C’est ici, avec l’accord tacite du mollah, que Salima,18 ans, tient une classe clandestine. Les talibans sont revenus au pouvoir le 15 août 2021 après vingt ans d’insurrection armée. En mars, ils ont édité un décret interdisant aux jeunes Afghanes de poursuivre leur scolarité après l’équivalent de la 6e, privant de facto près d’un million d’entre elles de collège et de lycée.

Une décision d’autant plus cruelle qu’elle sanctionne l’un des rares succès occidentaux dans le développement de l’Afghanistan. Selon la Banque mondiale, sous l’éphémère République afghane, la part des filles dans le secondaire était passée de 7 à 40 %.

Quand je bute sur quelque chose (…) je demande à celle qui avait les meilleures notes dans cette matière de donner le cours à ma place.

« Le mollah nous a autorisées à étudier ici parce que la maison de Dieu appartient à tous, affirme Salima en desserrant son voile safran. J’ai seulement eu à promettre qu’en cas de contrôle, on aurait chacune un vêtement assez large pour cacher nos cahiers, et qu’on plongerait le nez dans nos Corans, pour que les talibans croient à une école coranique. » En un an de cours, ceux-ci sont venus deux fois déjà.

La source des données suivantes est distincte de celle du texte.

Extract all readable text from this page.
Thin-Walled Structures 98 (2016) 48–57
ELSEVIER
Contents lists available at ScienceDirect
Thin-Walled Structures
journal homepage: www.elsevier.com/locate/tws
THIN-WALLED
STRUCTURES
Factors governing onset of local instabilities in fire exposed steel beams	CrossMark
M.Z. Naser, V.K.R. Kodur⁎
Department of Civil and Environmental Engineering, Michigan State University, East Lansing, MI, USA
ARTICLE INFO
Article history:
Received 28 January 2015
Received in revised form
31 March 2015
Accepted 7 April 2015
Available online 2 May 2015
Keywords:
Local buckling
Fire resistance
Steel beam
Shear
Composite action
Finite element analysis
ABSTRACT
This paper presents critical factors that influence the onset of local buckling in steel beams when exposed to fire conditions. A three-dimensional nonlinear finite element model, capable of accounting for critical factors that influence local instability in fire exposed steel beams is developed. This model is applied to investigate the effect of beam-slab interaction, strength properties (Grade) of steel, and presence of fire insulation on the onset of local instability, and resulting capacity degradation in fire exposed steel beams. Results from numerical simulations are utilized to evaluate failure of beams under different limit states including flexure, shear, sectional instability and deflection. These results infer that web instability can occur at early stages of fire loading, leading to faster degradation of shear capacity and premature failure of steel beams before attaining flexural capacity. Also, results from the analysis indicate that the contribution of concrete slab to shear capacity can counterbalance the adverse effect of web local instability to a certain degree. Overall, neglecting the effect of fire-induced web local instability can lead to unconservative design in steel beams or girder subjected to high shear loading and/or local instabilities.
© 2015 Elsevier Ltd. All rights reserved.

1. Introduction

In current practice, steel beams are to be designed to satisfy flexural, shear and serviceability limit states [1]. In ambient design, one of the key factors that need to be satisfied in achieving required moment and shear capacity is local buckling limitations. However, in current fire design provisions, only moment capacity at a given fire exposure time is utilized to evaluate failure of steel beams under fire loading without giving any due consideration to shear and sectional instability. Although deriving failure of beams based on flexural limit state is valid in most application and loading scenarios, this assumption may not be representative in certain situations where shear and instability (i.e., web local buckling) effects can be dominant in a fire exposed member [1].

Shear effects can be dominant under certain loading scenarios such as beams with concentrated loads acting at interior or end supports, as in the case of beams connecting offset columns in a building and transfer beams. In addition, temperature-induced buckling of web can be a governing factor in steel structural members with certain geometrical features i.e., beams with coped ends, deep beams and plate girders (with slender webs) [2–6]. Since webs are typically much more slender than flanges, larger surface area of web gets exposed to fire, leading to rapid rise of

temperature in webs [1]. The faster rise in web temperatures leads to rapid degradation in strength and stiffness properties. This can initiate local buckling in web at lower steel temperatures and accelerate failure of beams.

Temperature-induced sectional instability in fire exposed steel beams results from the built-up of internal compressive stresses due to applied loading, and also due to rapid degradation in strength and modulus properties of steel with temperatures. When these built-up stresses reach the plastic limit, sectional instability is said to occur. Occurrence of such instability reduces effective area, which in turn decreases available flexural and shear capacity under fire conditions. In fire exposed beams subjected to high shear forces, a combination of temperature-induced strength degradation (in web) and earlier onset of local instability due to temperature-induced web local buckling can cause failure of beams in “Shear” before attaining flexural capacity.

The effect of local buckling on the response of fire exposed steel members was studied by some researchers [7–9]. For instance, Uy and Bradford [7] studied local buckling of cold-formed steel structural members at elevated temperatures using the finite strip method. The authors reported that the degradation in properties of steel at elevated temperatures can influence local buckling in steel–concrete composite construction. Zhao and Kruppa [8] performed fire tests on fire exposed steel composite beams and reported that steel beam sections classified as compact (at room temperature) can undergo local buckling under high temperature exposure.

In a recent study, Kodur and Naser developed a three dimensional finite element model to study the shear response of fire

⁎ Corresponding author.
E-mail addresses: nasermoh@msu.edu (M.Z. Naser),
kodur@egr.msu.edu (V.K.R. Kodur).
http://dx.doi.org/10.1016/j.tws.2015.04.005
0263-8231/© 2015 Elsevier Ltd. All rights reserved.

Les talibans « ferment les yeux » sur ces classes hors la loi

Ils ont fait un tour, puis sont repartis. Ils semblaient « dubitatifs », rapporte-t-elle. Une attitude que pourrait expliquer ce commentaire du porte-parole du ministère de l’Éducation taliban, Aziz Ahmad Rayan, contacté par Marie Claire : « Les écoles pour filles sont interdites après 12 ans et nous ne reconnaissons pas l’existence d’écoles secrètes, qui ne sont qu’une invention occidentale pour malmener la cohésion afghane. »

Avant d’ajouter… : « Toutefois, il n’existe pas à ce jour de politique établie par le mouvement contre des structures existantes et nos hommes n’ont pas l’autorisation d’utiliser la force pour leur nuire. » Autrement dit, les talibans ferment les yeux… pour le moment, surtout face aux « classes communautaires », comme celles de Salima.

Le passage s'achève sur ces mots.